Miguel Gustavo de Paiva Torres

A experiência cinematográfica reproduz, em grande parte, as experiências das vidas pessoais dos espectadores, do seu tempo e de suas culturas adquiridas por contos dos outros ou por suas próprias visões e imaginação do mundo como ele é, como ele foi e como ele poderia ter sido ou poderá ser.

Nara Normande e Tião e toda a garotada que enche a tela com corações, amor, beleza, surpresas, afloramentos sexuais, e, violência, às vezes cega e muda, são produto da estética do tempo presente, dos brilhos das estrelas que só agora estão chegando no litoral alagoano, hotéis abandonados, sem fantasmas, e casas de veraneio ou residências propositadamente afastadas em troca do barulho pelo marulho.

Um marulho diferenciado pelo pulsar dos corações daqueles a quem são arrancados, no dia a dia, pedaços vermelhos dos seus corações marítimos e tripas, como baleias descarnadas na misteriosa e alva areia branca do mar azul e do vento verde dos coqueirais.

Nara, Tião e toda essa maravilhosa garotada encanta pelo frescor luz e música que traz ao novo Cinema Novo.

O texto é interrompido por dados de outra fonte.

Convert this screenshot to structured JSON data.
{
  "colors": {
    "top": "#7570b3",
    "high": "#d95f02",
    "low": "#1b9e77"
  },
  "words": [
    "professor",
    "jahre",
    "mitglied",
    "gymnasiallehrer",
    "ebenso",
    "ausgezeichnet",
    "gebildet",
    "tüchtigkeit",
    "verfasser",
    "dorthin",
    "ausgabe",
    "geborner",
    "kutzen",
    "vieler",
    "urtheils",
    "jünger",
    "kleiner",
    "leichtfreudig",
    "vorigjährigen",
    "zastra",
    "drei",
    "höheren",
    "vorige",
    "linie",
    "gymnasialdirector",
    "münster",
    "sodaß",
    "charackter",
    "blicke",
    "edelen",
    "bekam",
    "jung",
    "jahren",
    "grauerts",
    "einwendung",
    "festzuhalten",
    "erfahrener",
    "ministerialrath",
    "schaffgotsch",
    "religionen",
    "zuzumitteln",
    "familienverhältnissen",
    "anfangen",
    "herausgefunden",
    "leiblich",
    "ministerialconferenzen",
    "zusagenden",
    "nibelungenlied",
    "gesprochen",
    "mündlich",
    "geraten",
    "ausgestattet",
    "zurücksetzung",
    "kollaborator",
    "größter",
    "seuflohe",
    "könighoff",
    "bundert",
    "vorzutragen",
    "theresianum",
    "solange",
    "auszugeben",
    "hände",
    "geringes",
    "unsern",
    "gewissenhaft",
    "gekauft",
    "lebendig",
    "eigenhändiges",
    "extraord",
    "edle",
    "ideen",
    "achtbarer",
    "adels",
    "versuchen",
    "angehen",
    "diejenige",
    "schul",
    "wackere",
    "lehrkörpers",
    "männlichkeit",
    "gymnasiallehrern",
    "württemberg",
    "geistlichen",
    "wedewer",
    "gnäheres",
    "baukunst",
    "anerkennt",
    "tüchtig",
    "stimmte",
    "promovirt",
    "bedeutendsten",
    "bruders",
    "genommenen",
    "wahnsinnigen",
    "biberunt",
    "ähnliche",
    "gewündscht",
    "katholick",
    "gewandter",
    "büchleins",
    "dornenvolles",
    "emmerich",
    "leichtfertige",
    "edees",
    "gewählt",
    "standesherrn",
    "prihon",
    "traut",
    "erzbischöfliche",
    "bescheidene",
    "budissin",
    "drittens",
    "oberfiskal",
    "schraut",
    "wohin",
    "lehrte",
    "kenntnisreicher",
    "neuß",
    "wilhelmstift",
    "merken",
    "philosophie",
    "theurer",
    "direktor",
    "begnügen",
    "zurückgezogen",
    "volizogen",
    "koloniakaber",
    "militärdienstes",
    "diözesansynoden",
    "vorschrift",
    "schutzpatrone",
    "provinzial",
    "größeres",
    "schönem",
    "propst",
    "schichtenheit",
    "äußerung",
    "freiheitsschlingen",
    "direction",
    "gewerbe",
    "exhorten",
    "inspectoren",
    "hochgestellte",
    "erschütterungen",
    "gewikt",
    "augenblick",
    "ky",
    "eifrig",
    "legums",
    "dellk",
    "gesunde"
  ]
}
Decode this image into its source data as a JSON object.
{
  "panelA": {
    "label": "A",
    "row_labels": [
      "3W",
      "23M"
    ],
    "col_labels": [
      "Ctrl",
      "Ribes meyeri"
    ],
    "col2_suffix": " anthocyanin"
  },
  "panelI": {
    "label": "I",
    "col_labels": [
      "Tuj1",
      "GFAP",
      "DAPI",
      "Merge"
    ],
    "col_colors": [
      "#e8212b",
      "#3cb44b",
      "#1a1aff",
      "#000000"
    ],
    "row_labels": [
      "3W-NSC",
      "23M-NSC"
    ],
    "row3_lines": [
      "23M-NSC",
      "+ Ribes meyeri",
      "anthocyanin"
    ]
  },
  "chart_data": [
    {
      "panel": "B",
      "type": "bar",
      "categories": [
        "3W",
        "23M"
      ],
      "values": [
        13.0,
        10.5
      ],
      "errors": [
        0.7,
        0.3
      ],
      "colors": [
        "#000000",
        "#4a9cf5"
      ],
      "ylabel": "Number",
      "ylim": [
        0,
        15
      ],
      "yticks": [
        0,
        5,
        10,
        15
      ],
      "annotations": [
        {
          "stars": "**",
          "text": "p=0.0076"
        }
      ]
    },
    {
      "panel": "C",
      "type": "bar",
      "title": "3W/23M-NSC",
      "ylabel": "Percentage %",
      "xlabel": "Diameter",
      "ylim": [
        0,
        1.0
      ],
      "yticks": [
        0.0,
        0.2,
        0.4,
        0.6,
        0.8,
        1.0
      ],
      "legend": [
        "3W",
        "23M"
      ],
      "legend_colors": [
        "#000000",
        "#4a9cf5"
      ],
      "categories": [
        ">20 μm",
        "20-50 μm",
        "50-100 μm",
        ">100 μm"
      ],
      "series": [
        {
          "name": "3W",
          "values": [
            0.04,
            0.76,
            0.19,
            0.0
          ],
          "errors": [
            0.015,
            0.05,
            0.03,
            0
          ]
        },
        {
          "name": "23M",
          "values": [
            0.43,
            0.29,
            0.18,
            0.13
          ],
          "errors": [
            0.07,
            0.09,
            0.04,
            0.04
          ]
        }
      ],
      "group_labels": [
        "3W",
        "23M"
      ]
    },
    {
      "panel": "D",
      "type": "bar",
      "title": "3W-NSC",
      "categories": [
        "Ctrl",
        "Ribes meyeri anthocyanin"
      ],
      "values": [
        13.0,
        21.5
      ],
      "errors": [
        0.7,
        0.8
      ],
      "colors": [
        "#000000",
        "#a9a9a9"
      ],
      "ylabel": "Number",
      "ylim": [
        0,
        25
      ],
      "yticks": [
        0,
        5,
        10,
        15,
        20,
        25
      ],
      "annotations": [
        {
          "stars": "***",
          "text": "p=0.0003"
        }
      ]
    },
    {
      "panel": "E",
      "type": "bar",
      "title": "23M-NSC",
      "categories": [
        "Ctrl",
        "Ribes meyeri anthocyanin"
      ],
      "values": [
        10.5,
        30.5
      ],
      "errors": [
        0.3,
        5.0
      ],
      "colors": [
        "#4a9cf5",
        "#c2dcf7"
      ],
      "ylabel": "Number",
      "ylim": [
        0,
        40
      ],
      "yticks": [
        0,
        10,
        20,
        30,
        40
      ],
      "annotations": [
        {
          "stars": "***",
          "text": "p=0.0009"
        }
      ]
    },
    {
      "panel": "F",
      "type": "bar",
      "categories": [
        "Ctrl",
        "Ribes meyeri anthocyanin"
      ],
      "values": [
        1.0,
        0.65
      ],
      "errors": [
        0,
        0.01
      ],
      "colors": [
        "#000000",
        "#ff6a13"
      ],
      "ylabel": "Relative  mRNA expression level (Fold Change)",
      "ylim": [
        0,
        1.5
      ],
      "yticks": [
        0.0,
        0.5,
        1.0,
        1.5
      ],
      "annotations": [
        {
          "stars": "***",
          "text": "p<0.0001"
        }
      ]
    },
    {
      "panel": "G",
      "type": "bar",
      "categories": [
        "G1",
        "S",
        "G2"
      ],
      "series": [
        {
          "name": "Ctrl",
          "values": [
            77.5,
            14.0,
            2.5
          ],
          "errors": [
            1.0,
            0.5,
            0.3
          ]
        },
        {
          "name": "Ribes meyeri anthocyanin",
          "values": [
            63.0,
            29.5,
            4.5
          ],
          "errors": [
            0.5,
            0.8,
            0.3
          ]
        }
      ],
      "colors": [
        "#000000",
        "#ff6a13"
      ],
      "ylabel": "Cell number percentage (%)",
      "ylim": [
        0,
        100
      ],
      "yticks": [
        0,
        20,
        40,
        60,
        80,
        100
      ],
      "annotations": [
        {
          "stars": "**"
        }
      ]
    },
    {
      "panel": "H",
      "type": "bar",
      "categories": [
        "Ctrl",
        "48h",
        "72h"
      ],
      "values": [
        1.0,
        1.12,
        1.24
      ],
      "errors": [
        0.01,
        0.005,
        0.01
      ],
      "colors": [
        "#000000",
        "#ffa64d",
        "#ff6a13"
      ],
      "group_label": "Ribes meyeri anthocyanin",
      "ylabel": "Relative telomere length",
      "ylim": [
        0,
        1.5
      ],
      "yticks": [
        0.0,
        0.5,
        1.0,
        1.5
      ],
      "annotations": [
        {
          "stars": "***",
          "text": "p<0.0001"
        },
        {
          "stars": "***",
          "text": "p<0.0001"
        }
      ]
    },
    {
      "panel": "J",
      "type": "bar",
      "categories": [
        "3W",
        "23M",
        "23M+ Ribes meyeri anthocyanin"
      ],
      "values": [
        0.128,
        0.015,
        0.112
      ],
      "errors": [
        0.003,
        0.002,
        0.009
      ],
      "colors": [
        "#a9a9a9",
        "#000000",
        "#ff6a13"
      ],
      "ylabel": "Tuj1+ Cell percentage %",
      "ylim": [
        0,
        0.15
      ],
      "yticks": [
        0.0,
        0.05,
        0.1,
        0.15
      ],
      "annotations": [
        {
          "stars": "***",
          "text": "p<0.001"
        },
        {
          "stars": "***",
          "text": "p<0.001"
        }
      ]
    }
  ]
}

Tem inspirações complexas: sobretudo as do abandono material e afetivo no neorrealismo italiano do pós guerra e nas abstrações posteriores de Antonioni e Bertolucci. Kléber Mendonça está presente, lateralmente, suavemente, sobretudo na fotografia surpreendente e na música. Temos sempre, ao longo do filme, o Som ao redor.

Mas essa menina Sem Coração, é uma atriz excepcional, diferente. O nome dela dá nome ao filme com o peso e o amor de um enorme coração de baleia. Sem falar; só no olhar traduz o mistério e o encanto da pureza adolescente no aprendizado do verbo amar, na transgressão, no direito de amar do seu jeito, de ser feliz, pobre e marginal, nas cercanias de casas de veraneio e residências de pessoas que se acham mais pessoas do que as demais pessoas porque podem até privatizar o mar, o céu e as estrelas.

Nara Normande chegou para iluminar a noite tropical do cinema brasileiro. O olhar feminino e suave, ferozmente suave, de Nara Normande é o mais novo do novo cinema brasileiro. Mesmo afastado tantos anos e vivendo em quase eterno exílio da minha privativa terra e mar das Alagoas, foi com o sentimento infantil que o meu coração se encheu de orgulho, com a beleza do filme de Nara e de sua troupe à la Moliére. Um beijo do coração. Ah, está na Netflix, para o mundo inteiro ver.